Ribuan aparat pemerintahan desa dari berbagai penjuru Indonesia memadati kawasan Monas, Jakarta, pada Senin (8/12/2025). Di antara mereka, terdapat perwakilan dari Kalimantan Timur, yang menempuh perjalanan jauh dari Penajam Paser Utara (PPU) dengan satu tujuan utama: bertemu Presiden Prabowo Subianto. Tuntutan mereka tunggal, yakni agar Dana Desa Tahap II segera dicairkan.
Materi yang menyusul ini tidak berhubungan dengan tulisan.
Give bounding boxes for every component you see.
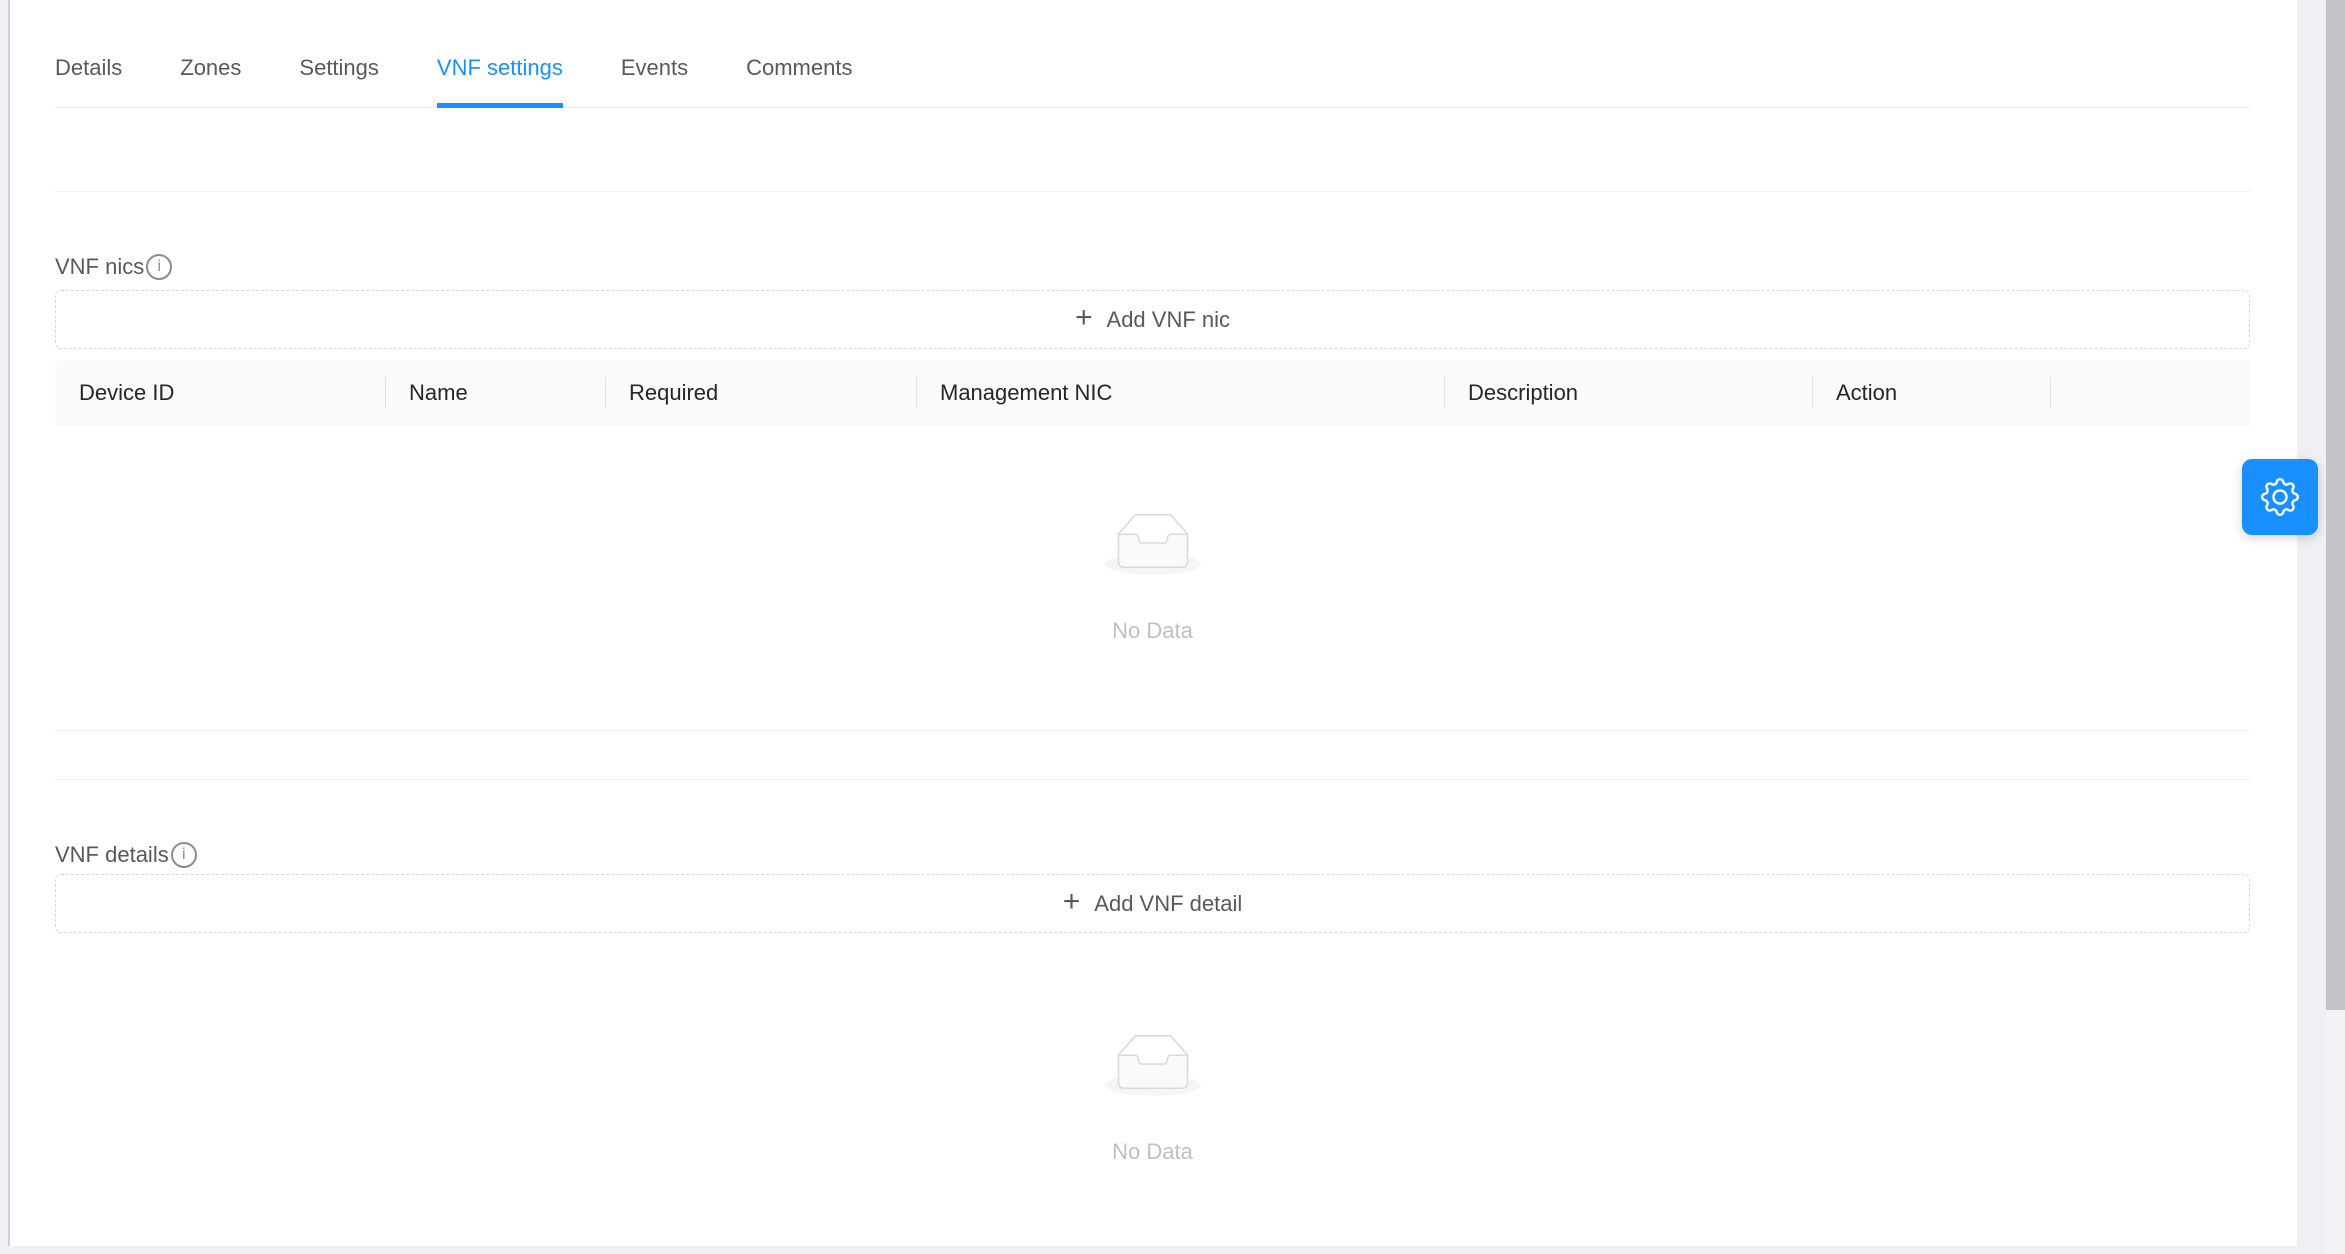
no-data-label: No Data — [1112, 616, 1193, 646]
column-header-required: Required — [605, 360, 916, 426]
column-header-action: Action — [1812, 360, 2050, 426]
plus-icon: + — [1075, 303, 1093, 333]
tab-comments[interactable]: Comments — [746, 55, 852, 107]
empty-box-icon — [1105, 1034, 1201, 1096]
main-panel: Details Zones Settings VNF settings Even… — [8, 0, 2297, 1246]
vnf-settings-content: Details Zones Settings VNF settings Even… — [55, 0, 2250, 1167]
column-header-spacer — [2050, 360, 2250, 426]
vnf-nics-title: VNF nicsi — [55, 252, 2250, 282]
vnf-nics-empty-state: No Data — [55, 426, 2250, 646]
add-vnf-nic-button-label: Add VNF nic — [1107, 307, 1231, 333]
add-vnf-nic-button[interactable]: + Add VNF nic — [55, 290, 2250, 349]
info-circle-icon[interactable]: i — [171, 842, 197, 868]
vnf-details-empty-state: No Data — [55, 933, 2250, 1167]
column-header-device-id: Device ID — [55, 360, 385, 426]
tab-events[interactable]: Events — [621, 55, 688, 107]
vnf-details-title-label: VNF details — [55, 840, 169, 870]
vnf-nics-title-label: VNF nics — [55, 252, 144, 282]
tab-bar: Details Zones Settings VNF settings Even… — [55, 0, 2250, 108]
plus-icon: + — [1063, 887, 1081, 917]
tab-zones[interactable]: Zones — [180, 55, 241, 107]
info-circle-icon[interactable]: i — [146, 254, 172, 280]
column-header-name: Name — [385, 360, 605, 426]
add-vnf-detail-button-label: Add VNF detail — [1094, 891, 1242, 917]
vnf-nics-table-header: Device ID Name Required Management NIC D… — [55, 360, 2250, 426]
tab-details[interactable]: Details — [55, 55, 122, 107]
vnf-details-section: VNF detailsi + Add VNF detail No Data — [55, 840, 2250, 1167]
add-vnf-detail-button[interactable]: + Add VNF detail — [55, 874, 2250, 933]
settings-drawer-button[interactable] — [2242, 459, 2318, 535]
section-divider — [55, 779, 2250, 780]
gear-icon — [2261, 478, 2299, 516]
empty-box-icon — [1105, 513, 1201, 575]
column-header-description: Description — [1444, 360, 1812, 426]
tab-vnf-settings[interactable]: VNF settings — [437, 55, 563, 107]
vnf-nics-section: VNF nicsi + Add VNF nic Device ID Name R… — [55, 252, 2250, 731]
no-data-label: No Data — [1112, 1137, 1193, 1167]
column-header-management-nic: Management NIC — [916, 360, 1444, 426]
vertical-scrollbar-track[interactable] — [2326, 0, 2345, 1254]
vertical-scrollbar-thumb[interactable] — [2326, 0, 2345, 1010]
vnf-details-title: VNF detailsi — [55, 840, 2250, 870]
tab-settings[interactable]: Settings — [299, 55, 379, 107]
section-divider — [55, 191, 2250, 192]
Dana desa yang krusial untuk operasional desa hingga kini belum dapat disalurkan menyusul terbitnya Peraturan Menteri Keuangan (PMK) Nomor 81 Tahun 2025. Menteri Keuangan Purbaya Yudhi Sadewo sebelumnya menyatakan sebagian dana desa ditahan karena akan dialihkan untuk program unggulan Koperasi Desa Merah Putih.
Perjuangan Biaya Pribadi
Kepala Desa Sumber Sari, Kecamatan Babulu, Tahyatul Abidin, mengungkapkan bahwa sebagian biaya keberangkatan para kepala desa dari PPU ke Jakarta ditanggung secara pribadi, selain menggunakan kas organisasi APDESI. “Kalau dari PPU, sebagian pakai kas APDESI dan uang pribadi. Ini demi memperjuangkan hak dan kewenangan seluruh desa di PPU,” ujarnya.
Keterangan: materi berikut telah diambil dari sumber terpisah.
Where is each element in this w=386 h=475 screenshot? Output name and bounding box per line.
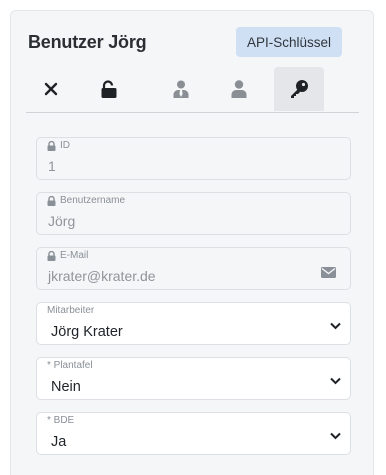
username-field: Benutzername Jörg: [36, 192, 351, 235]
id-label: ID: [60, 140, 70, 151]
plantafel-label: * Plantafel: [47, 360, 93, 371]
username-value: Jörg: [48, 213, 76, 229]
chevron-down-icon: [330, 322, 341, 330]
lock-icon: [47, 250, 56, 261]
username-label: Benutzername: [60, 195, 126, 206]
lock-icon: [47, 195, 56, 206]
employee-select[interactable]: Mitarbeiter Jörg Krater: [36, 302, 351, 345]
tab-employee[interactable]: [156, 67, 206, 111]
tab-api-key[interactable]: [274, 67, 324, 111]
id-field: ID 1: [36, 137, 351, 180]
chevron-down-icon: [330, 377, 341, 385]
api-key-button[interactable]: API-Schlüssel: [236, 27, 342, 57]
lock-icon: [47, 140, 56, 151]
close-icon: [44, 82, 58, 96]
page-title: Benutzer Jörg: [28, 32, 147, 52]
bde-select[interactable]: * BDE Ja: [36, 412, 351, 455]
email-label: E-Mail: [60, 250, 89, 261]
user-card: Benutzer Jörg API-Schlüssel ID 1 Benutze…: [10, 10, 374, 475]
user-tie-icon: [173, 80, 189, 98]
plantafel-select[interactable]: * Plantafel Nein: [36, 357, 351, 400]
tab-unlock[interactable]: [84, 67, 134, 111]
id-value: 1: [48, 158, 56, 174]
employee-value: Jörg Krater: [51, 324, 123, 340]
tab-user[interactable]: [214, 67, 264, 111]
email-field: E-Mail jkrater@krater.de: [36, 247, 351, 290]
tab-close[interactable]: [26, 67, 76, 111]
employee-label: Mitarbeiter: [47, 305, 95, 316]
tab-bar: [26, 67, 359, 113]
bde-label: * BDE: [47, 415, 75, 426]
chevron-down-icon: [330, 432, 341, 440]
bde-value: Ja: [51, 434, 67, 450]
email-value: jkrater@krater.de: [48, 268, 156, 284]
user-icon: [231, 80, 247, 98]
key-icon: [291, 80, 308, 98]
envelope-icon: [321, 267, 336, 278]
unlock-icon: [101, 79, 117, 98]
plantafel-value: Nein: [51, 379, 81, 395]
Di lokasi aksi, para kepala desa dari berbagai daerah berkumpul sejak pagi. Namun, hingga siang hari, pertemuan dengan Presiden Prabowo Subianto belum terlaksana. “Masih dikoordinasikan dengan Mensesneg. Infonya Pak Presiden masih di Sumatra meninjau bencana, jadi belum ketemu,” jelas Tahyatul.
Keresahan Akibat PMK 81
Menurut Tahyatul, kedatangan mereka bertujuan menyampaikan kegelisahan mendalam terkait PMK Nomor 81 Tahun 2025. Aturan ini dinilai menghambat pencairan Dana Desa Tahap II, terutama untuk komponen non-earmark. “Dana Desa Tahap II ini sangat dibutuhkan desa. Banyak honor belum dibayar, pelayanan tersendat. Ini menyangkut hak masyarakat desa,” tegasnya.
Dalam orasinya, massa aksi menuntut pembatalan PMK 81/2025, percepatan pencairan Dana Desa Tahap II, serta penerbitan Peraturan Pemerintah turunan Undang-Undang Nomor 3 Tahun 2024. Tuntutan lain mencakup pencairan dana tanggap bencana, pembayaran honor kader PKK, kader posyandu, dan guru ngaji yang belum menerima upah selama tiga bulan.
Para kepala desa juga menolak PMK Nomor 49 Tahun 2025 yang menjadikan Dana Desa sebagai jaminan perbankan. Mereka meminta Dana Operasional Desa segera diturunkan untuk menunjang pelayanan publik.
Langkah Terakhir Menemui Presiden
Ketua APDESI PPU sekaligus Kepala Desa Wonosari, Kasiyono, menjelaskan bahwa meskipun hanya tiga orang perwakilan dari PPU, aksi nasional ini terasa signifikan karena diikuti ribuan desa lainnya dengan tuntutan serupa. “Kami cuma tiga orang dari PPU, tapi aksi ini sudah dimulai sejak jam 7 pagi. Total sekitar 8.000 orang hadir dan tuntutannya sama, terkait PMK 81,” kata Kasiyono.
Kasiyono menyebut aksi demonstrasi di Jakarta merupakan upaya terakhir setelah dialog dengan Kementerian Dalam Negeri dan Kementerian Keuangan tidak membuahkan solusi. “Sebelumnya kami sudah bertemu Kemendagri dan Kementerian Keuangan, tapi tidak ada solusi. Makanya teman-teman desa sepakat turun aksi damai menemui Presiden,” ungkapnya.
Program Desa Terhenti
Akibat PMK 81, penyaluran Dana Desa Tahap II komponen non-earmark terhenti sejak 17 September 2025. Hal ini menyebabkan banyak program desa terhenti, mulai dari pembangunan infrastruktur hingga pembayaran honor tenaga sukarela.
Di PPU, setidaknya 23 desa terdampak dengan nilai dana non-earmark yang belum cair mencapai ratusan juta rupiah per desa. Para kepala desa berharap Presiden Prabowo Subianto segera mengambil tindakan agar kebijakan tersebut direvisi atau dicabut, sehingga pelayanan dasar masyarakat desa tidak semakin terhambat.